Deixe-se claro que esmurrar a campanha enganosa do candidato falastrão não santifica o lado oposto. O Partido dos Trabalhadores foi igualmente protagonista de enredos que passam ao largo da honestidade pública. Mas o que está em pauta neste texto é o emprego do dinheiro recolhido do tributo geral para edificar uma pré-campanha que não representa a todos os brasileiros.
De um candidato a Chefe de Estado espera-se mais, embora o histórico brasileiro não seja confortável.

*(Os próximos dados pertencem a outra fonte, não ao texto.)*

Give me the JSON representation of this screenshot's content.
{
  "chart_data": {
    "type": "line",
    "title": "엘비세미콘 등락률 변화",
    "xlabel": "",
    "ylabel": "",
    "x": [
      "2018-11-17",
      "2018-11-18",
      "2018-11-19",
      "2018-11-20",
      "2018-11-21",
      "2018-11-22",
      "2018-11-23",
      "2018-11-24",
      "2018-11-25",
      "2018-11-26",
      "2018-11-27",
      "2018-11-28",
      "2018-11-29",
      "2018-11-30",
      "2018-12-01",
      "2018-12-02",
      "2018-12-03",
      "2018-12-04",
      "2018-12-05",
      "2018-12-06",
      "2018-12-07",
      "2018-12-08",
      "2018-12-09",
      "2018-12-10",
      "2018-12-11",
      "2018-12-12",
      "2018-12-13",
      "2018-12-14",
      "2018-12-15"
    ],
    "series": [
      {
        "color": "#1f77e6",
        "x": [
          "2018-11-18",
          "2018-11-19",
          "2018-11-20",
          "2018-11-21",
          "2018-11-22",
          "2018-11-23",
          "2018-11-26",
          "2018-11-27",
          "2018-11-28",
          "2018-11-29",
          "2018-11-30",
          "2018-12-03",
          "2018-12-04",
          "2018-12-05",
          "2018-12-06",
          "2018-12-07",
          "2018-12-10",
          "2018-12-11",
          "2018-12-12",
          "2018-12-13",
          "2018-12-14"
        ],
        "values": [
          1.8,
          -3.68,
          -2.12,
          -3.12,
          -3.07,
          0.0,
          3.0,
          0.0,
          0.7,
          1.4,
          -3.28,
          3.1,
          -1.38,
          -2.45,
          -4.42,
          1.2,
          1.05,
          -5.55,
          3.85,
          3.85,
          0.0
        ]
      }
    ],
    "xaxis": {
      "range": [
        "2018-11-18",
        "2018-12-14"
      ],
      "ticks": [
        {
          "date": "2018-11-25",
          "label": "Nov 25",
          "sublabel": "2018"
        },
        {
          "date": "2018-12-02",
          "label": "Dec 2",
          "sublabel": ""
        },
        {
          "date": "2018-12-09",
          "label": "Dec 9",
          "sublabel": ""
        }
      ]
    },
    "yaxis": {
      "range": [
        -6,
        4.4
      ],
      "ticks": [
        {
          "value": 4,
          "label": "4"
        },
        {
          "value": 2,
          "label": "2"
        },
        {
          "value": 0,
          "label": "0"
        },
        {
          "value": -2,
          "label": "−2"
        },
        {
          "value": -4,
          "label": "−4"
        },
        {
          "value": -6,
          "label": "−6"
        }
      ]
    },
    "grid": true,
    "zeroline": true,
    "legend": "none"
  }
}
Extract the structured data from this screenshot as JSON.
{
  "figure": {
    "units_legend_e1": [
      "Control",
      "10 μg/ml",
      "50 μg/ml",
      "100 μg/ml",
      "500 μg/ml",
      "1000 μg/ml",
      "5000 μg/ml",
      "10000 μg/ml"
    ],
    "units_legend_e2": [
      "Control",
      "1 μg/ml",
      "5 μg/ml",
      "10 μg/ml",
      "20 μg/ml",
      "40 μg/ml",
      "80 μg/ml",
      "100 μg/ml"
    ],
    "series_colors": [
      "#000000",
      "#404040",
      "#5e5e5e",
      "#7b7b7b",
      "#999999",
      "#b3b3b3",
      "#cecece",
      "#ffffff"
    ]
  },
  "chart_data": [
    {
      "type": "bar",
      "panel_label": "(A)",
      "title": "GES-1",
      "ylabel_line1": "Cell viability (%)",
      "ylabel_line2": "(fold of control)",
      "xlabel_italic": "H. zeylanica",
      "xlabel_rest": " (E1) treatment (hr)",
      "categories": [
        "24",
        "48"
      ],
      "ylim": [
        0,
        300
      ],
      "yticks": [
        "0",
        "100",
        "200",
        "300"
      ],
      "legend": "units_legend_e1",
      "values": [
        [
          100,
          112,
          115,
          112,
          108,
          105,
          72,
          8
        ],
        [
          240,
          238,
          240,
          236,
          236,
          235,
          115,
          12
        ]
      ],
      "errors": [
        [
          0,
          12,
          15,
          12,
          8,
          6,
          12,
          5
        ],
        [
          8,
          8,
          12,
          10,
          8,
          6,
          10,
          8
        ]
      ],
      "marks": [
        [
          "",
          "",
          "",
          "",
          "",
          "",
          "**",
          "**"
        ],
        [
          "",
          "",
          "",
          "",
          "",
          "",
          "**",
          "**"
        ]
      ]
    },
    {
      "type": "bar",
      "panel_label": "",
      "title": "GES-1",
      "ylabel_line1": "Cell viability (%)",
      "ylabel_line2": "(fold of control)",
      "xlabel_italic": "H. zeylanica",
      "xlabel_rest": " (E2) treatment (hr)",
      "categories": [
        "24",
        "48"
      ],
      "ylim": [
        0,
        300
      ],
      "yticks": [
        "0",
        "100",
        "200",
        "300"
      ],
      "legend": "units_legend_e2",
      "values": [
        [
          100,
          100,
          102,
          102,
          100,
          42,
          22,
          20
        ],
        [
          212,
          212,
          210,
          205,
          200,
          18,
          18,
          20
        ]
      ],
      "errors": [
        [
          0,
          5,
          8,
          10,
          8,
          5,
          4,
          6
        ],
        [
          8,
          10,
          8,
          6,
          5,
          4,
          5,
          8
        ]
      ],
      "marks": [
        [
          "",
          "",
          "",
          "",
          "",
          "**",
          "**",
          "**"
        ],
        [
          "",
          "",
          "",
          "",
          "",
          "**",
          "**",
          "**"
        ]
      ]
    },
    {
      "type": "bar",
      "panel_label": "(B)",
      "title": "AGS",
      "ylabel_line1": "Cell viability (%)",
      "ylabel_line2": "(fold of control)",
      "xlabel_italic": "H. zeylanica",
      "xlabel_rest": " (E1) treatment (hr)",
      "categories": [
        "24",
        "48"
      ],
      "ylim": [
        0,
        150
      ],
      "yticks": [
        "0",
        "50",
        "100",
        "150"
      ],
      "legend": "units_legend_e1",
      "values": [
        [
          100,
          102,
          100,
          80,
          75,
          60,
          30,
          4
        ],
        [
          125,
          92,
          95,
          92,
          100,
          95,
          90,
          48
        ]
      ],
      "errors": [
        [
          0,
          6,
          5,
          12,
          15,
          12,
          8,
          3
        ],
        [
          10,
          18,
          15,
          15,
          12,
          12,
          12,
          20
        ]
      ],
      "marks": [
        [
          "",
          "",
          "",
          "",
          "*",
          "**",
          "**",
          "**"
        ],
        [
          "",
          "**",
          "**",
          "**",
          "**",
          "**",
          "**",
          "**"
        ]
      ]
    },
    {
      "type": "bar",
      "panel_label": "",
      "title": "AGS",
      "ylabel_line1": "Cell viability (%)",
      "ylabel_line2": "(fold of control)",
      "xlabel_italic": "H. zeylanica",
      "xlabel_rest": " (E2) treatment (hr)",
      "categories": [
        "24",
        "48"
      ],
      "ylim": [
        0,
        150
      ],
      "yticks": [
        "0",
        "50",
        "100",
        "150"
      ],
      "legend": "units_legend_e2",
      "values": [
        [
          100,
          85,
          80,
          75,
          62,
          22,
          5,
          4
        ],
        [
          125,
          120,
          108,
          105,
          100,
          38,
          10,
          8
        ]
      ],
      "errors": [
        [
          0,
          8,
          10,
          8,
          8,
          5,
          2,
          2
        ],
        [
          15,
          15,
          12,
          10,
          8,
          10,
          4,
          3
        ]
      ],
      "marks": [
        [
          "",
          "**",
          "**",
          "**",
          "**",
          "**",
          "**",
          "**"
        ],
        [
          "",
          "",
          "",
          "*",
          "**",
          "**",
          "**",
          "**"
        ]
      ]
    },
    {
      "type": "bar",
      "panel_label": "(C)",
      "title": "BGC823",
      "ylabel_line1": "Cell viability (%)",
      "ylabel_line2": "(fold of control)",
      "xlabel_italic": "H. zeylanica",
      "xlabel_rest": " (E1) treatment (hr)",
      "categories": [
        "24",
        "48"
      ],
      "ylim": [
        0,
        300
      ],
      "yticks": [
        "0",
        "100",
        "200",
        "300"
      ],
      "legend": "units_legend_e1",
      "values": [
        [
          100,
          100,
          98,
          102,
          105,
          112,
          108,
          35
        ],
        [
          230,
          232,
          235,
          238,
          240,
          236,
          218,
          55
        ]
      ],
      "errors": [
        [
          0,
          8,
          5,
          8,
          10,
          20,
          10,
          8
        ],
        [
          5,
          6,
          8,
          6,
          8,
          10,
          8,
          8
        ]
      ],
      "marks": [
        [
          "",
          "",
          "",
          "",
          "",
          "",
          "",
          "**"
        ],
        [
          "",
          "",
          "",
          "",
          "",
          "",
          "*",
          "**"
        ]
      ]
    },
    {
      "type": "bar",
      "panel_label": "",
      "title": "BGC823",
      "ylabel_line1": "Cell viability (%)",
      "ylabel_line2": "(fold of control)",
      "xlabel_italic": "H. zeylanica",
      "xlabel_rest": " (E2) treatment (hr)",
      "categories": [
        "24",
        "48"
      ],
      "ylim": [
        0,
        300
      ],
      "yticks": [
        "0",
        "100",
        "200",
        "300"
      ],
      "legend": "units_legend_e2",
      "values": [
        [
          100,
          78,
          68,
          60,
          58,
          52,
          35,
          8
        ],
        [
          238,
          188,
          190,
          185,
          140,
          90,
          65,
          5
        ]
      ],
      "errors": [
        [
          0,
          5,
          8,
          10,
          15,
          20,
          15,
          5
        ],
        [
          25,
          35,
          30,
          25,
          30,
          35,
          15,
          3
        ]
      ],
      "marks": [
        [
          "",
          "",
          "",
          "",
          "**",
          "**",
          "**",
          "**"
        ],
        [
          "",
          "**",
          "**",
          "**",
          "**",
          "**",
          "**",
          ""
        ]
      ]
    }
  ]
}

Todavia, e, sobretudo, sob essa ótica, é necessário que se reaja para a construção de uma democracia autêntica e uma república igualitária e justa.
Quem quer que tenha se utilizado de métodos ilícitos deve ser alcançado pela Justiça, independentemente da legenda que o abriga; quem tenha sido econômico com a verdade, deve ser barrado nos Palácios, porque se conduz aquém do espírito essencialmente honesto da nação brasileira; quem não tem freio inibitório na sua conduta pública ou privada deve sair do espaço da política nacional para ser observado no ambiente da ciência médica.
Nesse contexto, espera-se que o Ministério Público Eleitoral, a exemplo do empenho dos seus congêneres na Justiça Federal e na Justiça Estadual de primeiro grau, abra as páginas moralizadoras do direito e promova as medidas contra quem se serve do suor dos contribuintes para rejubilar a ânsia desmedida pelo poder. E que a Corte Eleitoral faça cumprir os valores dos quais se autoproclama defensora: honestidade, lealdade, respeito e responsabilidade.
*Jurista, autor e professor de ética e responsabilidade de agentes públicos; foi candidato à Vice-Presidência da República pelo Partido Pátria Livre.